Both pigs and humans have a reputation for being intelligent. Despite this, it seems neither pigs nor humans are able to exercise their cognitive abilities to the fullest in their modern environments.
Farmed pigs in the European Union are required to have access to ‘enrichment materials’. These encourage pigs to perform their (natural) behavior, reduce boredom and tail biting, and, hence, reduce the need for tail docking. This legal requirement has led farmers to provide materials such as a plastic ball or a metal chain with some plastic piping. However, these ‘toys’ for the most part neither resolve societal concerns nor do they appeal to the cognitive abilities of the pigs.
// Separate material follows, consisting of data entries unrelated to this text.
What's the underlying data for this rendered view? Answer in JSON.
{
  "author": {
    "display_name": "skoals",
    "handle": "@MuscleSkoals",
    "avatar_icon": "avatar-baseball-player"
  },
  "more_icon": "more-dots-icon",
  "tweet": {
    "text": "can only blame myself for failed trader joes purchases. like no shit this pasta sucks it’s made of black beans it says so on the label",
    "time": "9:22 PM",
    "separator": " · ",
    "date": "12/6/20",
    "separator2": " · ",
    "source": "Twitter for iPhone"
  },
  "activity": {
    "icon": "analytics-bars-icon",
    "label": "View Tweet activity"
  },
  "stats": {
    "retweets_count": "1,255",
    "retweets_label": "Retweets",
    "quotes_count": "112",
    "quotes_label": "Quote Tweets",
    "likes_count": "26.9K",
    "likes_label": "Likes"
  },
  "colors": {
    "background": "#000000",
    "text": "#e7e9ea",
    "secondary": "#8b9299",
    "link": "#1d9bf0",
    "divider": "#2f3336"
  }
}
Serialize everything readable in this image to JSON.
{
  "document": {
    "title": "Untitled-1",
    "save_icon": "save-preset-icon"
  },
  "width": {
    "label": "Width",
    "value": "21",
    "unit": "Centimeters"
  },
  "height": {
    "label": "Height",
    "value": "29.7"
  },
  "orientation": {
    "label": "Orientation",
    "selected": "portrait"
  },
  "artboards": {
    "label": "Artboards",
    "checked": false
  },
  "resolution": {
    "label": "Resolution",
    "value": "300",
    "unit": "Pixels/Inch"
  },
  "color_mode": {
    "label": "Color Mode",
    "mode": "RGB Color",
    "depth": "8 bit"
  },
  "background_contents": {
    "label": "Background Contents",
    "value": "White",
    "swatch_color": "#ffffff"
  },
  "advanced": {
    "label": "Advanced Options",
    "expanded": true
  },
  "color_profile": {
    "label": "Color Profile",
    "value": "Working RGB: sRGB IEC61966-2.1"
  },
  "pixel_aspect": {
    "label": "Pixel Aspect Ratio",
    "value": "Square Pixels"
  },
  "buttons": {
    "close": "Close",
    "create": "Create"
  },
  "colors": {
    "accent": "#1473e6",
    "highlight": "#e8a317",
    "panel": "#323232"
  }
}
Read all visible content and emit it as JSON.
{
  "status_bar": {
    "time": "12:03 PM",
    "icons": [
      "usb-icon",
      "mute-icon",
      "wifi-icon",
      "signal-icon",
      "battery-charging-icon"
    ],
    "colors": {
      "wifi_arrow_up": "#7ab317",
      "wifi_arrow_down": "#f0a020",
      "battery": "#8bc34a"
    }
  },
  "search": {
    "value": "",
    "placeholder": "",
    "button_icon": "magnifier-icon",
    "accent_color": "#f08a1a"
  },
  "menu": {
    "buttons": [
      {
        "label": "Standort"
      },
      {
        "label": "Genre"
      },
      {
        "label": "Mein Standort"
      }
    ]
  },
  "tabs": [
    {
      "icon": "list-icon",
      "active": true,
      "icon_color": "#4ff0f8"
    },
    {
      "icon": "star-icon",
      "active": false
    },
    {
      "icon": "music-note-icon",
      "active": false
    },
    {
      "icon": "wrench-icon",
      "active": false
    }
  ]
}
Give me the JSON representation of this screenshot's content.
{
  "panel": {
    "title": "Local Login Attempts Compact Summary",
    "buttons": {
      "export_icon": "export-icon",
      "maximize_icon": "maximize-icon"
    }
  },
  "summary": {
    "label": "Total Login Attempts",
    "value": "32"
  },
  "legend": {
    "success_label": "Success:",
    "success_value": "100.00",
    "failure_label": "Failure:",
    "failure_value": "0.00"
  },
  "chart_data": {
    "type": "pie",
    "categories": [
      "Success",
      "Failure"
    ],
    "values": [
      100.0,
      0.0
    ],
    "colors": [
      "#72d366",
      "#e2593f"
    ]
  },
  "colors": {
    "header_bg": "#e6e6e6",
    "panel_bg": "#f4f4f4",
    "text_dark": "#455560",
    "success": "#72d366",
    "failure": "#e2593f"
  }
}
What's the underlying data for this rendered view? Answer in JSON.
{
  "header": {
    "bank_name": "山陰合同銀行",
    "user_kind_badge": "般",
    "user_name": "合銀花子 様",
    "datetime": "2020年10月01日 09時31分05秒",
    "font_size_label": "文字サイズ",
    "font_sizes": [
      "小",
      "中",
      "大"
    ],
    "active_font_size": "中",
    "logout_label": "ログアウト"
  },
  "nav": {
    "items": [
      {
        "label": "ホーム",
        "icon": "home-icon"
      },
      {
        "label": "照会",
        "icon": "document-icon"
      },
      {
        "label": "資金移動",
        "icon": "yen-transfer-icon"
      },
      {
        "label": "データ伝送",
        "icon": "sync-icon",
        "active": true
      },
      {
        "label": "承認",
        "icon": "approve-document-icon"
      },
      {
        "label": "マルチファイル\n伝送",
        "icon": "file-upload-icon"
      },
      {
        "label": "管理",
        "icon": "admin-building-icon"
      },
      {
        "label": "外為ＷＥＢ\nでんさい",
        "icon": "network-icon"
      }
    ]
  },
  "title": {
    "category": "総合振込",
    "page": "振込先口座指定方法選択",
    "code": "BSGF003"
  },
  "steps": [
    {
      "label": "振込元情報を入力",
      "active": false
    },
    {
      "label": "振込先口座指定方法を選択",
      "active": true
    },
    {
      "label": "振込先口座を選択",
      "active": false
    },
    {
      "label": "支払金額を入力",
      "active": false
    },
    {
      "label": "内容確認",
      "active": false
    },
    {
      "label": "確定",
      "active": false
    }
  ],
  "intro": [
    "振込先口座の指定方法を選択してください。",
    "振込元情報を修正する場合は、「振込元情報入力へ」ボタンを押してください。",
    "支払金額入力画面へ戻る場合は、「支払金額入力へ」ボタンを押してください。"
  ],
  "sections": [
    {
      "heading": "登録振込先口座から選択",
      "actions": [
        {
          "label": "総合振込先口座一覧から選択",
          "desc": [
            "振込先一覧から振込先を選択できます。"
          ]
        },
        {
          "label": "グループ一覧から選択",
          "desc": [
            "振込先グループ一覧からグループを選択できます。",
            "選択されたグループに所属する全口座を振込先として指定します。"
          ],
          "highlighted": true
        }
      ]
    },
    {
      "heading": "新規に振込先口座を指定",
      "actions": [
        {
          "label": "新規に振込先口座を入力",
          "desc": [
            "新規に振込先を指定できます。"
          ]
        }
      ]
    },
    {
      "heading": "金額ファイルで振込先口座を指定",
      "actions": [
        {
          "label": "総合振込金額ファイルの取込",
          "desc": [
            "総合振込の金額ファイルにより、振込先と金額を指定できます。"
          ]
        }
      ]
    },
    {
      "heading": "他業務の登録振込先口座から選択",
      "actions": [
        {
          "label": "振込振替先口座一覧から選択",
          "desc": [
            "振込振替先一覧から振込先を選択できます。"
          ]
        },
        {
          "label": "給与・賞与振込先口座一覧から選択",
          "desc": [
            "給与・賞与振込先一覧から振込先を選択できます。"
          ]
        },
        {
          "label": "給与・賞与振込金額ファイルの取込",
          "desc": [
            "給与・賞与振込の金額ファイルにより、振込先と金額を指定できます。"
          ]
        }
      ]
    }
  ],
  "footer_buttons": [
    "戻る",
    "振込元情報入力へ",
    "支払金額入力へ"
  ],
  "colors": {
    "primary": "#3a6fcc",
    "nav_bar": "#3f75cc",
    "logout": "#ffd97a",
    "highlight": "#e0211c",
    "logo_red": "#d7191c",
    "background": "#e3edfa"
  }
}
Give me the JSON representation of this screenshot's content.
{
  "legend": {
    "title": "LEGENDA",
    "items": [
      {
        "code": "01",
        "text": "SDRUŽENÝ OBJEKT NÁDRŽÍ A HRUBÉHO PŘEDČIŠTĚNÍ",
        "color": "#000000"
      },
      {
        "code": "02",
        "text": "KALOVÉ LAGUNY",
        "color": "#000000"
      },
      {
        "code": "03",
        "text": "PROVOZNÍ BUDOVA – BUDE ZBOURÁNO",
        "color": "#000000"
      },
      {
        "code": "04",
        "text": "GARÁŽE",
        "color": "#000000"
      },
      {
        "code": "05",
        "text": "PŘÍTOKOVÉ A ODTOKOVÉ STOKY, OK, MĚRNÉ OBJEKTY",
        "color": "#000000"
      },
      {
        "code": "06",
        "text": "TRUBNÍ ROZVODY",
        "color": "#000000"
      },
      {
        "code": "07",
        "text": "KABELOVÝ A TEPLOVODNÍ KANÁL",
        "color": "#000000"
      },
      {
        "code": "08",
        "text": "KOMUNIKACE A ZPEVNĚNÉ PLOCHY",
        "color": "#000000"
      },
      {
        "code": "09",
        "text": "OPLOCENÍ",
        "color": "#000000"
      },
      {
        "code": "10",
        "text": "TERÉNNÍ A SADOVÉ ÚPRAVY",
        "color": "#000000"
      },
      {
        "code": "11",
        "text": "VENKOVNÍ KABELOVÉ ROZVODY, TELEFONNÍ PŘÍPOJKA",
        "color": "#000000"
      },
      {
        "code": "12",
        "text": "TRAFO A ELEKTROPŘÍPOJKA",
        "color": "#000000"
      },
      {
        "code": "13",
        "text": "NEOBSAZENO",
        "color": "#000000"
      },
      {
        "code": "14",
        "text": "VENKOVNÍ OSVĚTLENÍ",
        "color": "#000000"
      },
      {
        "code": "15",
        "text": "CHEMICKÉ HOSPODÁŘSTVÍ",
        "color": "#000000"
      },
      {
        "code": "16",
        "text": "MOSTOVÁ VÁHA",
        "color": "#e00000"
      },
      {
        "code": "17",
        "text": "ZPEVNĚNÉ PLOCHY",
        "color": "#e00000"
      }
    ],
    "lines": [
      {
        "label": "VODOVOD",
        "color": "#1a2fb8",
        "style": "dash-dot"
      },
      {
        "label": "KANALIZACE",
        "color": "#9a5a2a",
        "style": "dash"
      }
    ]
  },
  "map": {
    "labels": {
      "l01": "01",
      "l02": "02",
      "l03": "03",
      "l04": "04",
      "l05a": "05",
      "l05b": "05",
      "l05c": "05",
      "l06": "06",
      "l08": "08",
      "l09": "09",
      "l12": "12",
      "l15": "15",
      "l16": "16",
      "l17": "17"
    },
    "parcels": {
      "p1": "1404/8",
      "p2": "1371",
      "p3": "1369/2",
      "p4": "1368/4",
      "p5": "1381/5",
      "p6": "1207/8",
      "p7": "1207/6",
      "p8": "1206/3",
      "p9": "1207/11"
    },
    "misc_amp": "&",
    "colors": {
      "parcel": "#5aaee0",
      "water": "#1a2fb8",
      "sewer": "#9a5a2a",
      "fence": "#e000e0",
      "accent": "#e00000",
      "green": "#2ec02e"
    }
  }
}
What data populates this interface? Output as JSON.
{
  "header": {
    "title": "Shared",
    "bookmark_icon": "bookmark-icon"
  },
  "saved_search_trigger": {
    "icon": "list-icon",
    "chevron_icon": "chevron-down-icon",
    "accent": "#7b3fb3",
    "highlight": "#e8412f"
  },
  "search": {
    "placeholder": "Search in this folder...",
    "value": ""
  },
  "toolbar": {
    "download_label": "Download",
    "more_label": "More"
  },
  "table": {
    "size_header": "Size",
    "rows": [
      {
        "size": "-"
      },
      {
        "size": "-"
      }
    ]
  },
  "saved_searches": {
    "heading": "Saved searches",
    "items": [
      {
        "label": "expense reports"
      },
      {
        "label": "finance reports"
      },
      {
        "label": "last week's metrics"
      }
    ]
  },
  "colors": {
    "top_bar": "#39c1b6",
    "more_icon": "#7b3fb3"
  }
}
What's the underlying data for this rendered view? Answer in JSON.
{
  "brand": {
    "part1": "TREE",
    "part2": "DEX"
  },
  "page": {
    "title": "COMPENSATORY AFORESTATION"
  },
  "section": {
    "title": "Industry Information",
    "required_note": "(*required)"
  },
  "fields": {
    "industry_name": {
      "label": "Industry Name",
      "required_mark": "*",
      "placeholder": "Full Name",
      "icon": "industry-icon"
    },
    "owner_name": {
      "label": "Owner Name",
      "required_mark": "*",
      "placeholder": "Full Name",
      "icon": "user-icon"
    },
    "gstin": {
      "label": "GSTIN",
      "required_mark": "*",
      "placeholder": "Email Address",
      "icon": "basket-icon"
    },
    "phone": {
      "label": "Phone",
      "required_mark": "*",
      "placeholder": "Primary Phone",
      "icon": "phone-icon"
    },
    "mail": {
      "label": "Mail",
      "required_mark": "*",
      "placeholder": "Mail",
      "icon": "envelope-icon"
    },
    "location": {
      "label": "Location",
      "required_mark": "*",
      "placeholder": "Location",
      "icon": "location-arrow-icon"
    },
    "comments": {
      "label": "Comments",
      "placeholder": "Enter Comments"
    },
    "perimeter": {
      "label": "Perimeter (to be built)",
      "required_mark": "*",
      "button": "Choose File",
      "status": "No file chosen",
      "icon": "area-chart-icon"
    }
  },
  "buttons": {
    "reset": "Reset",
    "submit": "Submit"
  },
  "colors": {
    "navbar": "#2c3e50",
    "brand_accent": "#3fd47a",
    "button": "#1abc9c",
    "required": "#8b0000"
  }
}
To allow for a more interesting development of (human and animal) behavior, and to learn more about some of the processes involved, a team of play designers and animal researchers joined together at the Design for Playful Impact research group of the Utrecht School of the Arts, to design a game challenging the cognitive abilities of both pigs and humans. In the game, play between species happens in real-time, using custom hardware in pigs’ farm pens and bespoke software for commercial mobile devices on the human side.
In this session, Kars Alfrink, one of the team’s designers, will demo the game and show how it evolved over time, using numerous examples taken from the project’s ongoing process including field research at farms, participatory design sessions and playtests with pigs and humans and the production of a concept video.